EP by The Gazette
- Released: May 28, 2003
- Recorded: 2002–2003
- Genre: Punk rock
- Label: PS Company

The Gazette chronology
|  | Cockayne Soup (2003) | Akuyuukai (2003) |

= Cockayne Soup =

Cockayne Soup is the first EP by Japanese rock band the Gazette, released on May 28, 2003. The first pressings of this CD were limited to 5000 copies, which sold out. It ranked 99th position on Oricon weekly charts and 13th on Oricon indies chart, selling 2,905 copies in the first two weeks.

==Promotion and release==
Cockayne Soup was the "first part" of a release campaign for three consecutive EPs, one per month, followed by Akuyuukai and Spermargarita. The campaign was named Dai Nippon Itangēshateki Nōmiso Gyaku Kaiten Zekyōon Genshū (大日本異端芸者的脳味噌逆回転絶叫音源集), and the tracks from all EPs were collected into a compilation of the same name in 2006.
It was possible to acquire the albums at pre-sale on the band's website. Akuyuukai and Spermargarita were re-released in 2005 by King Records, however, the same did not happen with Cockayne Soup.

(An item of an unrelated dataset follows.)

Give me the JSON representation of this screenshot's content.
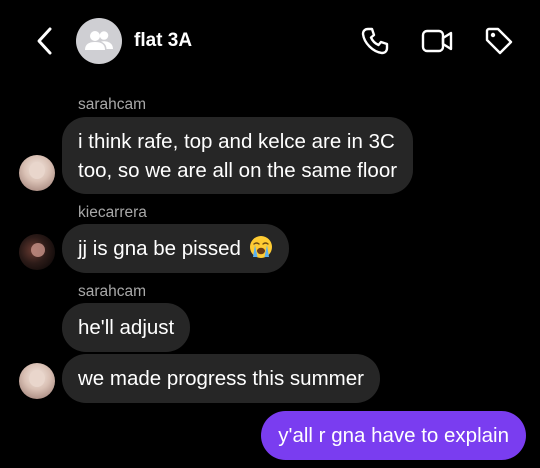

Describing the four tracks, visual kei portal Visunavi assimilated "Beautiful 5 [shit]ers" as hard and heavy. This song has not had its official lyrics revealed, and in the booklet the lyrics shown are actually a passage from Heart Sutra. "32 Koukei no Kenjuu" (32口径の拳銃), the second track, has "a hard riff, a sense of speed, and a sad chorus". The portal reported that "Shiawase na Hibi" (幸せな日々) employs melancholic melody and lyrics. Describing the latter track, they opined that the lyrics are "interesting to read" and are fused with heavy sounds, with a sad and impressive melody. This last track was originally released on the single "Gozen 0-ji no trauma Radio" (2002), and for this EP it was re-recorded with new drummer Kai.

==Track listing==

| No. | Title | Length |
|---|---|---|
| 1. | "Beautiful 5 [shit]ers" | 3:24 |
| 2. | "32 Koukei no Kenjuu" (32口径の拳銃; "32 Caliber Pistol") | 5:41 |
| 3. | "Shiawase na Hibi" (幸せな日々; "Happy Days") | 4:39 |
| 4. | "Haru ni Chirikeri, Mi wa Kareru de Gozaimasu" (春ニ散リケリ、身ハ枯レルデゴザイマス; "in spring (my leaves) will fall, and my body will wither") | 5:29 |

== Personnel ==
- Ruki — vocals
- Uruha — lead guitar
- Aoi — rhythm guitar
- Reita — bass
- Kai — drums (credited but not recorded)
- Yune — drums (recorded but not credited)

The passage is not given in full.